The best thing about this recipe the Vitamin C found in the peppers work in your favor to help your body absorb iron more efficiently found in the lentils. The 2nd best thing about this recipe is that you can tweak it to your tastebuds. Swap out veggies, add quinoa, meat, tuna, herbs, what-have-you and make it your own healthy version.
(I am not one for exact measurements or time, so you may have to adjust some of my recommendations to make sure lentils cook all the way through).
2-4 roasted peppers
lentils (canned or dried). *If using dried, cook lentils prior to adding them to sauté pan by adding them to a saucepan with twice amount of water and bringing to a boil, then letting simmer for 20 minutes. Drain excess water.
1small onion or 1/2 medium onion, diced.
2 cups spinach
1 cup baby bella mushrooms (or any mushroom will do), chopped
1 tbsp Coconut oil or Olive oil for vegetable sauté
(Add in any other vegetable such as eggplant or even celery, carrot or walnut for crunch)

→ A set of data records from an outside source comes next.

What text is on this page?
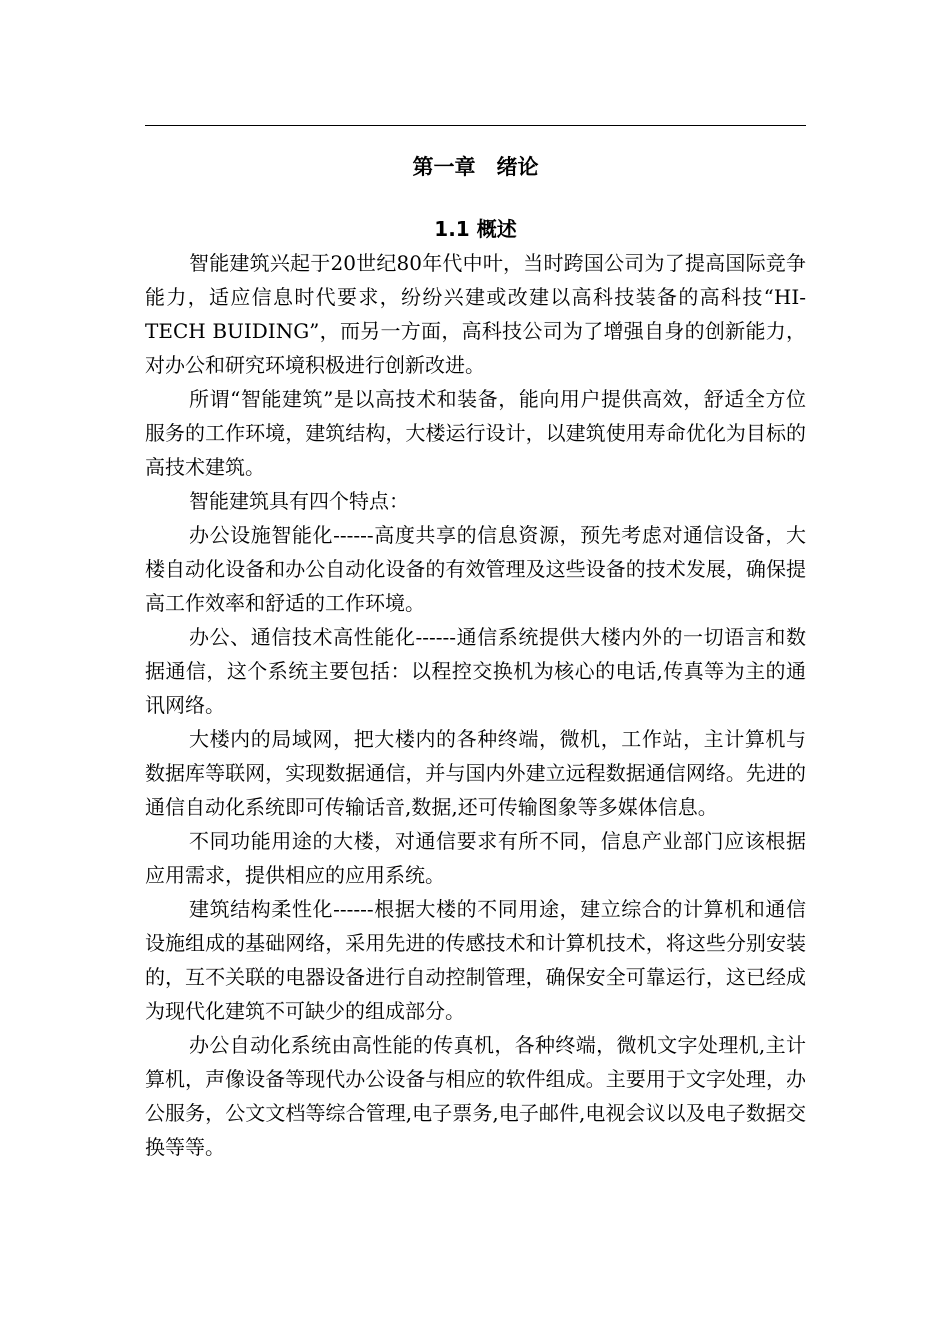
第一章　绪论
1.1 概述

智能建筑兴起于20世纪80年代中叶，当时跨国公司为了提高国际竞争能力，适应信息时代要求，纷纷兴建或改建以高科技装备的高科技“HI-TECH BUIDING”，而另一方面，高科技公司为了增强自身的创新能力，对办公和研究环境积极进行创新改进。

所谓“智能建筑”是以高技术和装备，能向用户提供高效，舒适全方位服务的工作环境，建筑结构，大楼运行设计，以建筑使用寿命优化为目标的高技术建筑。

智能建筑具有四个特点：

办公设施智能化------高度共享的信息资源，预先考虑对通信设备，大楼自动化设备和办公自动化设备的有效管理及这些设备的技术发展，确保提高工作效率和舒适的工作环境。

办公、通信技术高性能化------通信系统提供大楼内外的一切语言和数据通信，这个系统主要包括：以程控交换机为核心的电话,传真等为主的通讯网络。

大楼内的局域网，把大楼内的各种终端，微机，工作站，主计算机与数据库等联网，实现数据通信，并与国内外建立远程数据通信网络。先进的通信自动化系统即可传输话音,数据,还可传输图象等多媒体信息。

不同功能用途的大楼，对通信要求有所不同，信息产业部门应该根据应用需求，提供相应的应用系统。

建筑结构柔性化------根据大楼的不同用途，建立综合的计算机和通信设施组成的基础网络，采用先进的传感技术和计算机技术，将这些分别安装的，互不关联的电器设备进行自动控制管理，确保安全可靠运行，这已经成为现代化建筑不可缺少的组成部分。

办公自动化系统由高性能的传真机，各种终端，微机文字处理机,主计算机，声像设备等现代办公设备与相应的软件组成。主要用于文字处理，办公服务，公文文档等综合管理,电子票务,电子邮件,电视会议以及电子数据交换等等。
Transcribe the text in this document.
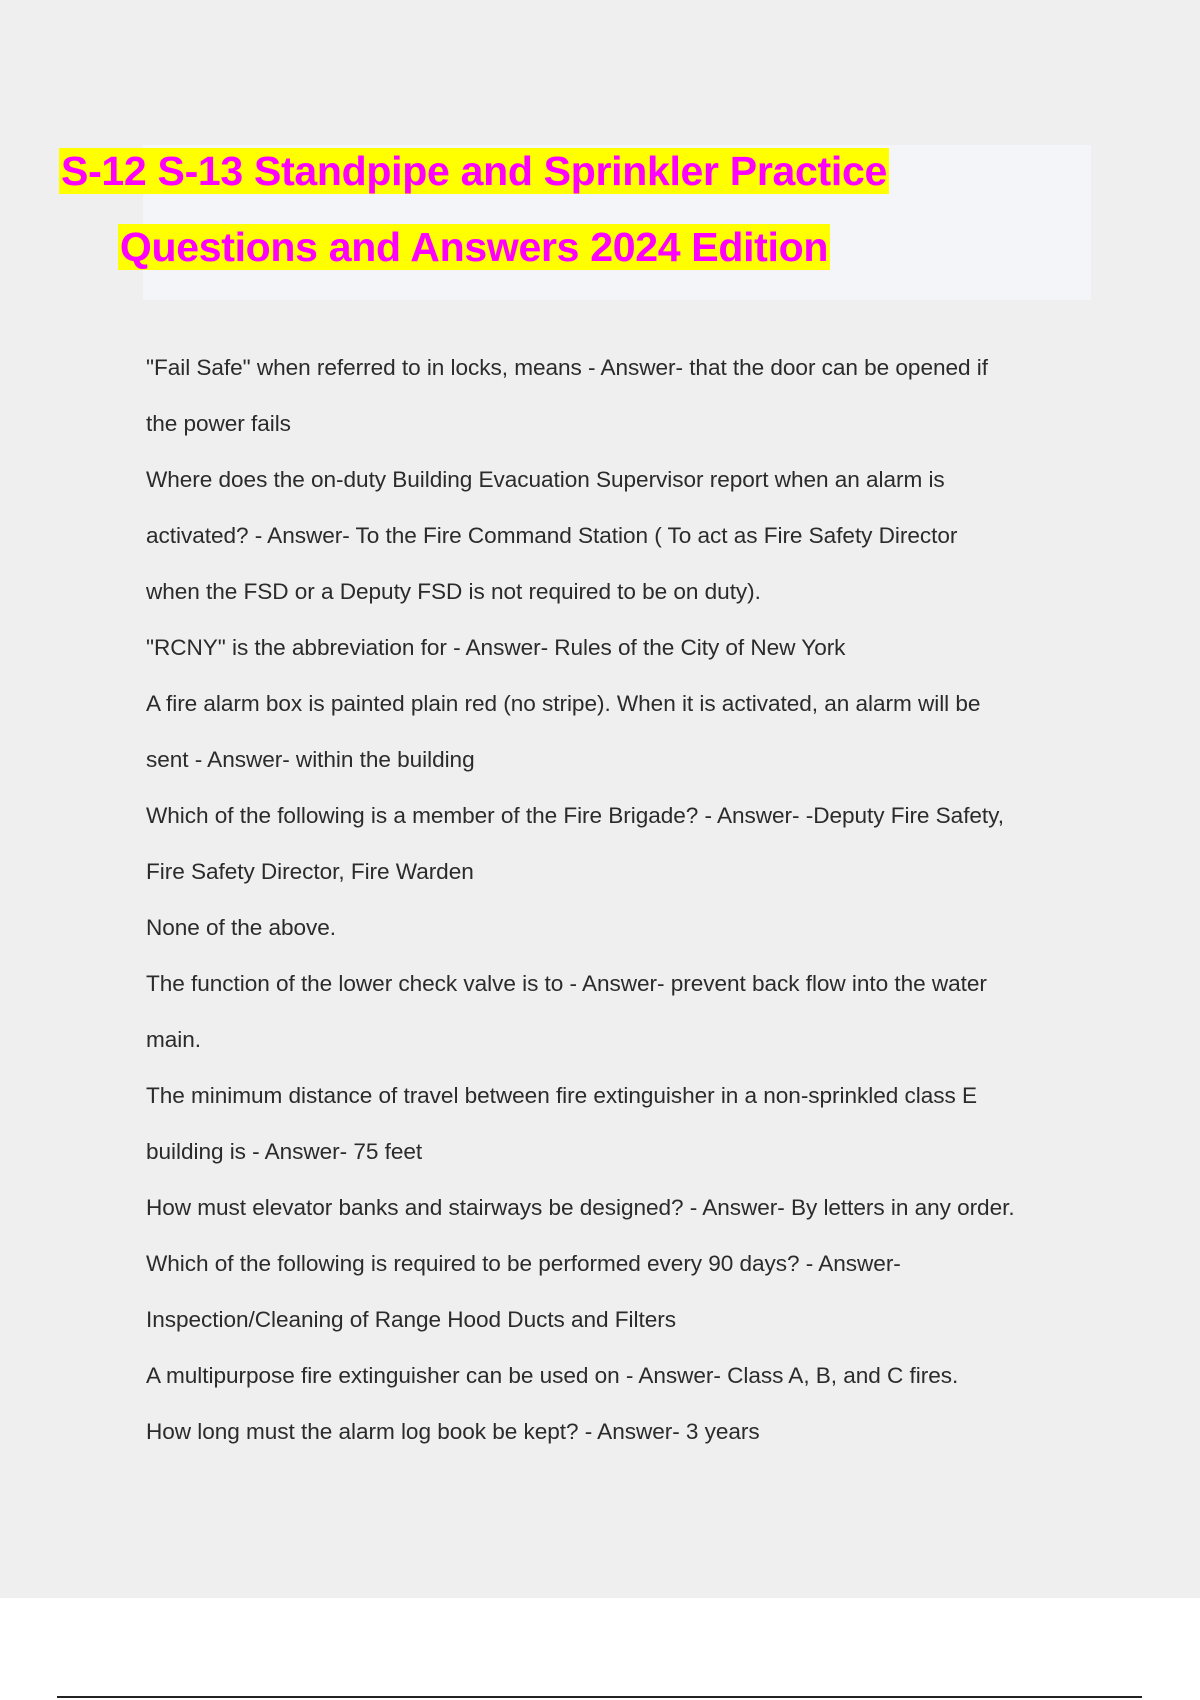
S-12 S-13 Standpipe and Sprinkler Practice
Questions and Answers 2024 Edition
"Fail Safe" when referred to in locks, means - Answer- that the door can be opened if
the power fails
Where does the on-duty Building Evacuation Supervisor report when an alarm is
activated? - Answer- To the Fire Command Station ( To act as Fire Safety Director
when the FSD or a Deputy FSD is not required to be on duty).
"RCNY" is the abbreviation for - Answer- Rules of the City of New York
A fire alarm box is painted plain red (no stripe). When it is activated, an alarm will be
sent - Answer- within the building
Which of the following is a member of the Fire Brigade? - Answer- -Deputy Fire Safety,
Fire Safety Director, Fire Warden
None of the above.
The function of the lower check valve is to - Answer- prevent back flow into the water
main.
The minimum distance of travel between fire extinguisher in a non-sprinkled class E
building is - Answer- 75 feet
How must elevator banks and stairways be designed? - Answer- By letters in any order.
Which of the following is required to be performed every 90 days? - Answer-
Inspection/Cleaning of Range Hood Ducts and Filters
A multipurpose fire extinguisher can be used on - Answer- Class A, B, and C fires.
How long must the alarm log book be kept? - Answer- 3 years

Pre-heat oven at 375 F. Cut the tops off of the peppers and scoop out any seeds and stems. Place them in a casserole dish with about 1/2 inch of water. Place in the oven.
While the peppers are-a-cookin’-heat up cooking oil in sauté pan using medium heat. Once heated, sauté onions until browned and caramelized. Add in some spices of your choice at this time. I used S & P, cumin, and red pepper flakes. Add in mushrooms. Add in already cooked lentils and spinach. Sautee until lentils are heated and spinach is cooked. Add in fresh herbs. Season to taste.
Remove peppers from the oven, stuff with vegetable and lentil mix. Add sliced avocado to the top of the pepper or stuff it inside with the veggie-lentil mix. Return stuffed peppers to the oven and bake for 10 minutes.